Analysts currently forecast the company to still grow EPS by 14% annually over the next 5 years. Assuming expectations are met, 2016 EPS will come out to $15.05. At a 15x multiple, this translates to a future stock value of $225.75. Discounting backwards by 10% yields a present value of $140.17, which implies that the stock is roughly 40% undervalued. With a beta of 1.9, the stock is also well positioned to close this gap quickly when the economy moves towards full employment. It is at the bottom of the business cycle and irrationally not pricing up the long-term secular trends. I am particularly bullish on China, where I believe the market has become overly concerned about signs of deceleration there. My belief that the market was over reacting was confirmed when China recently announced large expenditures on infrastructure.

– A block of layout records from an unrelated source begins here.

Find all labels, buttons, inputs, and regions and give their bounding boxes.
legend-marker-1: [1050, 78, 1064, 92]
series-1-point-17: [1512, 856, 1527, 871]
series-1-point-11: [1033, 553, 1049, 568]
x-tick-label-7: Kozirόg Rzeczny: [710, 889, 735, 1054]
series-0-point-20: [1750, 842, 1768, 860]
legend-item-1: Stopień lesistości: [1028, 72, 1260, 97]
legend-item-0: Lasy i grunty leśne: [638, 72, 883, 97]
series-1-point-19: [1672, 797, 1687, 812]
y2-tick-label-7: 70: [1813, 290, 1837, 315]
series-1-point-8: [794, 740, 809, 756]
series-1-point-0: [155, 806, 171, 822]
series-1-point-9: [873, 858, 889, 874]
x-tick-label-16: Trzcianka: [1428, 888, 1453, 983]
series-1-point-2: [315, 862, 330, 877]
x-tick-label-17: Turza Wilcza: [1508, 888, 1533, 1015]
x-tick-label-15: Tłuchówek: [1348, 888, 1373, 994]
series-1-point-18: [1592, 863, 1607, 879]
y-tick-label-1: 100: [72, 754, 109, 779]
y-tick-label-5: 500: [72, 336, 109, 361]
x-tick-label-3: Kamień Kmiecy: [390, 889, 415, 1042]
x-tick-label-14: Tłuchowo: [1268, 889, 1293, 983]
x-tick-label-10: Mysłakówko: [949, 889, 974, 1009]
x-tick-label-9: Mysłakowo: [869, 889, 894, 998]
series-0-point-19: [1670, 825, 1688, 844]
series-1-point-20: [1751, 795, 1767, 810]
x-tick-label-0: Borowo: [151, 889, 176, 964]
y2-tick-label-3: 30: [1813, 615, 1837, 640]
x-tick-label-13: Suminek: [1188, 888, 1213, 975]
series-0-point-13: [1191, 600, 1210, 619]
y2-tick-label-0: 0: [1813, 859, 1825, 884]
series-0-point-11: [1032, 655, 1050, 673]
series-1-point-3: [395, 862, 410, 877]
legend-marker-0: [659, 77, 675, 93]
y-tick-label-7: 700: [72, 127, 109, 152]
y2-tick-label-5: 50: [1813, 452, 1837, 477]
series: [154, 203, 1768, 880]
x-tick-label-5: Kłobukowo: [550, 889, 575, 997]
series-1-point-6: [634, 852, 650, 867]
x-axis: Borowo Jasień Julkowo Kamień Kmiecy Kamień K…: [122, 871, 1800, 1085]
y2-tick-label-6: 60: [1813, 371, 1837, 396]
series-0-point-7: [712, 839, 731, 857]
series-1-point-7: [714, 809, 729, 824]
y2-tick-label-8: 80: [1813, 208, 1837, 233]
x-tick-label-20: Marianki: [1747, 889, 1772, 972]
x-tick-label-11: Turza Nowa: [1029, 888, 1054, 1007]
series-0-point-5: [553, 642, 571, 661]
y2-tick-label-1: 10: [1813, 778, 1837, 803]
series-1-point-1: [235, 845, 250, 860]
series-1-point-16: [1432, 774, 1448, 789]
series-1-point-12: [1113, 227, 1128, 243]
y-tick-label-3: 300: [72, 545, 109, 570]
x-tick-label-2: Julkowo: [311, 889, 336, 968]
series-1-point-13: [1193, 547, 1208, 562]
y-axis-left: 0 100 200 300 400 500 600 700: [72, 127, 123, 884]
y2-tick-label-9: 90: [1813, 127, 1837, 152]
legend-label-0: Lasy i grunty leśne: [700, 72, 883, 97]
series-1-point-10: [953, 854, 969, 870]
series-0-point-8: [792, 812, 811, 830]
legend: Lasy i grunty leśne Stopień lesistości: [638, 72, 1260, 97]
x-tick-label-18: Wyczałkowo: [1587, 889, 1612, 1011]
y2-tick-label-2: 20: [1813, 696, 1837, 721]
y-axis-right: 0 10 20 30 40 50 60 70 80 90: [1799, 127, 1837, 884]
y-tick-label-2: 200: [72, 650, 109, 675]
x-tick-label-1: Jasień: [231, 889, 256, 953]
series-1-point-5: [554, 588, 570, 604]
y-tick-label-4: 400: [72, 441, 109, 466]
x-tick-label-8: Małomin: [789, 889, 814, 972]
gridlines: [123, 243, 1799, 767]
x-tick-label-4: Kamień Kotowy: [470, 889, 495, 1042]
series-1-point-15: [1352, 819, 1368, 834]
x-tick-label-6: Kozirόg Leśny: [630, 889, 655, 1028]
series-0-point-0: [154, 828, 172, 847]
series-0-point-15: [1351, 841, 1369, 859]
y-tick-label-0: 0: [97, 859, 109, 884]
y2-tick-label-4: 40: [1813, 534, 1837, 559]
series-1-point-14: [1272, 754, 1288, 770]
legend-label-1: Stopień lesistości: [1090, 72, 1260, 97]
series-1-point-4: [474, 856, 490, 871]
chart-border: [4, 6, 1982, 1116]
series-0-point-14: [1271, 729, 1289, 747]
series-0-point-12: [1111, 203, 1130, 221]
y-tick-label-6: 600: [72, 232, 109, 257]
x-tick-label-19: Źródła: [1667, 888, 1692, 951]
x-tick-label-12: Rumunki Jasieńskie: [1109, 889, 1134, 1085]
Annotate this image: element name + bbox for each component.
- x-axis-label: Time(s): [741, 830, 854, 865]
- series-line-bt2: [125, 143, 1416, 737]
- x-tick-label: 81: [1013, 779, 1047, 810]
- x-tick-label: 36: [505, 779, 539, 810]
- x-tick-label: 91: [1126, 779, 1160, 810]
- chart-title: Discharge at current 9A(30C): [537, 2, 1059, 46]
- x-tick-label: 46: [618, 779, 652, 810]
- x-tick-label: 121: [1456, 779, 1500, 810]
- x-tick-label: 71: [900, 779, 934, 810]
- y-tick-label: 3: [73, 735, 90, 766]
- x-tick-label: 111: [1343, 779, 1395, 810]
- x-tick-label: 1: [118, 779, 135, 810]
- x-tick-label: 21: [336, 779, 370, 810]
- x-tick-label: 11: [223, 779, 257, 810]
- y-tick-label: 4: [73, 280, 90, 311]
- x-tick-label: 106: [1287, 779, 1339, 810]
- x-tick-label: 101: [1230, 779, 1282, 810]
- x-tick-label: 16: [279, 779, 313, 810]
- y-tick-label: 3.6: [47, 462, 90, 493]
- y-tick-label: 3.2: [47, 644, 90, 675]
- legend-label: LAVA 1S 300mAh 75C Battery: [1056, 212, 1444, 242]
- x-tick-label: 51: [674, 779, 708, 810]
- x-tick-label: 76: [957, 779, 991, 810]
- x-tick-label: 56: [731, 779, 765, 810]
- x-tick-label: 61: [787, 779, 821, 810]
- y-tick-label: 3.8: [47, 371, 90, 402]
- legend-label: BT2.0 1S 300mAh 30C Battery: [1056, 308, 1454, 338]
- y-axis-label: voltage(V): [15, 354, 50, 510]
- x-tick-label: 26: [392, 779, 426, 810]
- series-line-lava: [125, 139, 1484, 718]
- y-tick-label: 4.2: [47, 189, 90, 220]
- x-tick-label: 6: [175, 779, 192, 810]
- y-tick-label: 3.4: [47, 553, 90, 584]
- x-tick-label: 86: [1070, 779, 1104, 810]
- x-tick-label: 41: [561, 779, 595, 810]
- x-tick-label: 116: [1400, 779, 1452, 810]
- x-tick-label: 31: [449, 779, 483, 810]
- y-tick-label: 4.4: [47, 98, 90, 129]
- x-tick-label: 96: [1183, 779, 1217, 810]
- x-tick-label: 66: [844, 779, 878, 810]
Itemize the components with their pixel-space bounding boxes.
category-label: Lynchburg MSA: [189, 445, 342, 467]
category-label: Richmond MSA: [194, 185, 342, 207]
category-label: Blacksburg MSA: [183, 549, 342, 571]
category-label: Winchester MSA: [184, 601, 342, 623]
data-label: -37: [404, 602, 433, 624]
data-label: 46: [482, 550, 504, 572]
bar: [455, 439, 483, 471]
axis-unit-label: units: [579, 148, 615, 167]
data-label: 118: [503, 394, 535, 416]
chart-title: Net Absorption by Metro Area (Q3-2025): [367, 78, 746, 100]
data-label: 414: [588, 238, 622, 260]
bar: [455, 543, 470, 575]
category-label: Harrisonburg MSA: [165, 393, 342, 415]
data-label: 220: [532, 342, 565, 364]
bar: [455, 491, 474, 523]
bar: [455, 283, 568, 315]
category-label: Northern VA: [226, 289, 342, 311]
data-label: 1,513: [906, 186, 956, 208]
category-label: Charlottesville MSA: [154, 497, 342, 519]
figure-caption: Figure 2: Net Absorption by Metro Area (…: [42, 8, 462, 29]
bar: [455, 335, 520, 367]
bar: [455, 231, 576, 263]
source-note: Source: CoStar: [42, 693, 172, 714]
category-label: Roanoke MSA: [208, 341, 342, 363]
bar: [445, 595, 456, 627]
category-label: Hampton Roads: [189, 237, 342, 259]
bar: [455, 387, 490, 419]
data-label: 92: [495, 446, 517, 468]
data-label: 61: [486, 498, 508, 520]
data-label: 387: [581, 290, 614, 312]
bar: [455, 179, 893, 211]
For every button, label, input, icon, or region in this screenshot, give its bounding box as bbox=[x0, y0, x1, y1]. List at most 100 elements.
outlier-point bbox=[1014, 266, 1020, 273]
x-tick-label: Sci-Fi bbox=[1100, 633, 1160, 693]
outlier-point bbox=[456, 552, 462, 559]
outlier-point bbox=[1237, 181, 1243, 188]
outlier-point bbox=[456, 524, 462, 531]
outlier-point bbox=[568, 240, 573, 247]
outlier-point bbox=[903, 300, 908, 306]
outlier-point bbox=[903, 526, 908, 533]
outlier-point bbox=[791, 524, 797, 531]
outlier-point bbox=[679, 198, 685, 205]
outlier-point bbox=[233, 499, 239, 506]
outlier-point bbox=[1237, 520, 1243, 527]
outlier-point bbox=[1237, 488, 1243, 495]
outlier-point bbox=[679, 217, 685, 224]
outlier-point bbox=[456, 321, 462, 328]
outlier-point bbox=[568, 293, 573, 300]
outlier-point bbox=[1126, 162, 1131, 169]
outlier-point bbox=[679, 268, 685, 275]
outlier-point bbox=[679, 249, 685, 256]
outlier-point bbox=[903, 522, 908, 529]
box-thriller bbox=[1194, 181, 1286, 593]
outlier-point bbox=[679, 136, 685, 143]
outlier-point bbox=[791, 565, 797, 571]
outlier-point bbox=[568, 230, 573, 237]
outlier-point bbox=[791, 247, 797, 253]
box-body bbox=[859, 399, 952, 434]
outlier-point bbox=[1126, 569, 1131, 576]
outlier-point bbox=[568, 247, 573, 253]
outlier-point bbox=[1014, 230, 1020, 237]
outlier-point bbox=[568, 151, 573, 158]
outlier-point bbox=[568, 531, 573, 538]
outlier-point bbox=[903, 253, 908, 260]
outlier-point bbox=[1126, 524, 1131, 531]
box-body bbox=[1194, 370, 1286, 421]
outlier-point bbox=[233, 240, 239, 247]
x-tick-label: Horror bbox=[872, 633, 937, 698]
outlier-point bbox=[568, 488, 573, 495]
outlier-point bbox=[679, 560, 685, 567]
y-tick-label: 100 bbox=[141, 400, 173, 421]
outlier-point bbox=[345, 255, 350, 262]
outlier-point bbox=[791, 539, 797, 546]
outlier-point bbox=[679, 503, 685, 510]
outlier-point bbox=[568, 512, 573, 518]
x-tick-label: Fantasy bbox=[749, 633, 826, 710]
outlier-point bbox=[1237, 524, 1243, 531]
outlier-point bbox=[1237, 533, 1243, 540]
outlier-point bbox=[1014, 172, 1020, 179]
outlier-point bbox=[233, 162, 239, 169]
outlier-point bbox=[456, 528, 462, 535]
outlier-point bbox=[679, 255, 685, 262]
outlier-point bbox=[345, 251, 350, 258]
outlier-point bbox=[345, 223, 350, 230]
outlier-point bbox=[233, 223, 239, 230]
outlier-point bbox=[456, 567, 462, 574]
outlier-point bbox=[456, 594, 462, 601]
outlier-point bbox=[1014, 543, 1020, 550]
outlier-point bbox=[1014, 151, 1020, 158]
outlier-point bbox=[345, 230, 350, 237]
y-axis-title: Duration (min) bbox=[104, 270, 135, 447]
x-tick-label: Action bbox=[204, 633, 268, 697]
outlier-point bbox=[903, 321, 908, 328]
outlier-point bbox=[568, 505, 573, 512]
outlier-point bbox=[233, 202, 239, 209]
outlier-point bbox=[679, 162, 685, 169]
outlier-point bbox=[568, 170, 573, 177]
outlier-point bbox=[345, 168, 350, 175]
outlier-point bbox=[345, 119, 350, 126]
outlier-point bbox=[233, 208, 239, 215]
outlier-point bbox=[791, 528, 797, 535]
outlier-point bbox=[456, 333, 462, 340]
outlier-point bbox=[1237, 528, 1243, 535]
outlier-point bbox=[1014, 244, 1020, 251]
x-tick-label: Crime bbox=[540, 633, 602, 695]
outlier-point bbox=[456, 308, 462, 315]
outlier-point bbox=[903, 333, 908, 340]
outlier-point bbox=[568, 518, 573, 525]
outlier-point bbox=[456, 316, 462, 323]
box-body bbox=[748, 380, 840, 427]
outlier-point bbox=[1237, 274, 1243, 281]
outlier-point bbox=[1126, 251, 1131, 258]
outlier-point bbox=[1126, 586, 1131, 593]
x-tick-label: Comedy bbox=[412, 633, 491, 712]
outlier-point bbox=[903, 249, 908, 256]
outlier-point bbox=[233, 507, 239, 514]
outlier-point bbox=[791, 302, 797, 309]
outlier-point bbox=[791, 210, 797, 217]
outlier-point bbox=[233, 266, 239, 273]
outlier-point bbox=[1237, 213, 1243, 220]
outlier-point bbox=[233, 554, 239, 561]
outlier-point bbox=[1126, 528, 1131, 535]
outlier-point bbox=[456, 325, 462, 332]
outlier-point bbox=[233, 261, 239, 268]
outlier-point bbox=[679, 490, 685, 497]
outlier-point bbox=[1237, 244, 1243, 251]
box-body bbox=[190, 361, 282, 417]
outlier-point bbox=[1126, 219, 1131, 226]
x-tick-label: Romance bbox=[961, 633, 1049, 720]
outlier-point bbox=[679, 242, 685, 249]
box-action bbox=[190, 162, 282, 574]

In addition to offering a sizable margin of safety, Caterpillar has nearly a two-decade long history of boosting dividend distributions. This further limits downside, should the economy head into a double dip recession. The IMF recently warned about a frightening likelihood that global macro activity could slow beyond original anticipations. However, Deere is most likely to suffer most from this downfall, given that it engages in the very competitive agriculture industry.
Moreover, Deere is forecasted for "only" high single-digit annual EPS growth over the next 5 years. At a respective 10.9x and 9.9x past and forward earnings, Deere is still cheap and worthy of an investment. It can issue debt fairly cheaply to increase scale through growth opportunities. Meanwhile, supply problems from last quarter have been taken care of, and net debt is not nearly as bad as retail investors make out, since it comes from the finance segment.
Manitowoc (NYSE: MTW): Don't Buy Into The Bull Run
After soaring 85.7%, Manitowoc is near its 52-week high and inflated at a current PE multiple of 21.5x. The dividend yield is insignificant and EPS has been on a 29.9% annual decline over the past 5 years. Despite this past weakness, analysts somehow expect a 15% annual gain over the next 5. In my view, this sets the bar way to high and will result in negative "surprise earnings" that will leave shareholders holding the bag.
Debt-to-equity is also extremely disconcerting at 4x - especially since a lot of it is long-term and will complicate future financing. Second quarter performance was also solid, with earnings per share 28% above consensus, as the top line grew 6% despite a challenging environment.
Going forward, however, I am not confident about the company's investment in food-service products alongside construction equipment. These two entirely different markets challenge investor's ability to allocate risk. Accordingly, a breakup may be in the works - although I wouldn't hold my breath, given how much of a bull run the stock has been on of late.